Зал оглашает протяжный рев рожка, и в полной темноте звучит зычный мужской голос, буквально сотканный из радушия и какой-то… театральности.
– Господа и господарыни всех рас! Дорогие жители Бехровии и гости нашего славного города! Кумы и йерры! – оживленно приветствует он. Провалиться мне сквозь землю, если это не голос Перууна. – Рады видеть всех вас на нашем ежегодном городском фестивале, который мы, по старой традиции, проводим в самый день Плёнхейна. Сегодня для вас открывала праздничную программу талантливая госпожа Инжения! Ну же, давайте еще раз поблагодарим ее бурными рукоплесканиями!
Аплодисменты вновь раздаются в стенах Фест-Арены, но уже не такие неистовые. Откуда-то сбоку примешивается улюлюканье, порицающий свист… Кому-то могла не понравиться игра Инжении? Невероятный случай.
– А вот и респы, – выдыхает Зеэв так, словно это какая-то аксиома.
– Неотесанное мужичье, – по-богатырски громко хлопая, выплевывает Ярмила.
Билхарт бурчит что-то неразборчивое, добавив в конце извечное «етить».
– Благодарю вас всех, уважаемые зрители! – обезоруживающим тоном звенит невидимый Перуун. – Инжения тоже обожает вас! – В паузу влетают чьи-то пьяные признания в любви, слышится смех. – А теперь, по еще одной традиции нашего фестиваля, слово предоставляется почетному гражданину Бехровии, отцу-основателю Бехровского научного общества, председателю городского совета…
– Ох, что-то будет… – нараспев произносит Касмер Колос.
– Сколько титулов, етить, – лязгает Билхарт.
– …и главе Второго собрания Глёдхенстага, – Перуун умышленно запинается. В зале повисает напряженная тишина, – профессору фон Ордгольду!

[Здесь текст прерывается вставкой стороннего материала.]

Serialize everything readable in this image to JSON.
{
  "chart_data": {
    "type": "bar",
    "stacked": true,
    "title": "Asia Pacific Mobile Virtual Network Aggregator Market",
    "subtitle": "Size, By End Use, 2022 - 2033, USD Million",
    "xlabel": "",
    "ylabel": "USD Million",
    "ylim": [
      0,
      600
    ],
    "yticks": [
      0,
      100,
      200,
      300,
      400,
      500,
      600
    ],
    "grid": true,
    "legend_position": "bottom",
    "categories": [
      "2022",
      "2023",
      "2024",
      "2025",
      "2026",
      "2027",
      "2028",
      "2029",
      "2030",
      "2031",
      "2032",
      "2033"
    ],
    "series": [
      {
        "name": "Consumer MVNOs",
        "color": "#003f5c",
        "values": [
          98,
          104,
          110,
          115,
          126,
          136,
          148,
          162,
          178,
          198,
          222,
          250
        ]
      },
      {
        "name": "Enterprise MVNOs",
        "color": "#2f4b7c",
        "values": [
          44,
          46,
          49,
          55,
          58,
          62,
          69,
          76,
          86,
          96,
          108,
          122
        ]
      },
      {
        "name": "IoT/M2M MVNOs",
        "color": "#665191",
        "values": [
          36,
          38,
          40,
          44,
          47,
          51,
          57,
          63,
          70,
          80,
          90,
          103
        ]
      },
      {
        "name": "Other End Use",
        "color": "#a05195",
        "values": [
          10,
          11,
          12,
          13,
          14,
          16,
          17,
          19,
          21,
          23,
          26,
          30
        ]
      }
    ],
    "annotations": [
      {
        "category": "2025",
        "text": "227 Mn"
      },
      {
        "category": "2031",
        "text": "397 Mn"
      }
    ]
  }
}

Вдруг в темноте Фест-Арены, в беспокойной тиши ее, со всеми робкими шепотками и осторожным ропотом, шмыгающим меж зрительскими скамьями, я слышу скрежет, будто некто невообразимо большой воротит могильные плиты. А после откуда-то снизу, где должна быть сцена, рождается далекий, но нарастающий гвалт. Смешай в оглушительной оргии чистые и твердые стуки кузнечных молотов, голодный рокот подъемного колеса, повизгивания скреплений и методичные вздохи труб с гремучим газом – и поймешь, о каком гвалте я говорю.
Когда шум становится почти невыносимым, в него влезают удары барабанов. Ритм их мрачен, от него веет могуществом, точно само правосудие вылезает из недр Бехровии, всесильное и неотвратимое, чтобы воздать каждому по заслугам.
Над чеканкой барабанов раздается низкое мычание тромбона, и меня зажмуривает новая вспышка света, на сей раз пламенно-красного, опаляющего глаза даже сквозь закрытые веки. Но когда стихает гвалт и отступает адское свечение, а я осмеливаюсь взглянуть, то забываю обо всех своих нуждах, кроме одной: нужды ошарашенно выругаться.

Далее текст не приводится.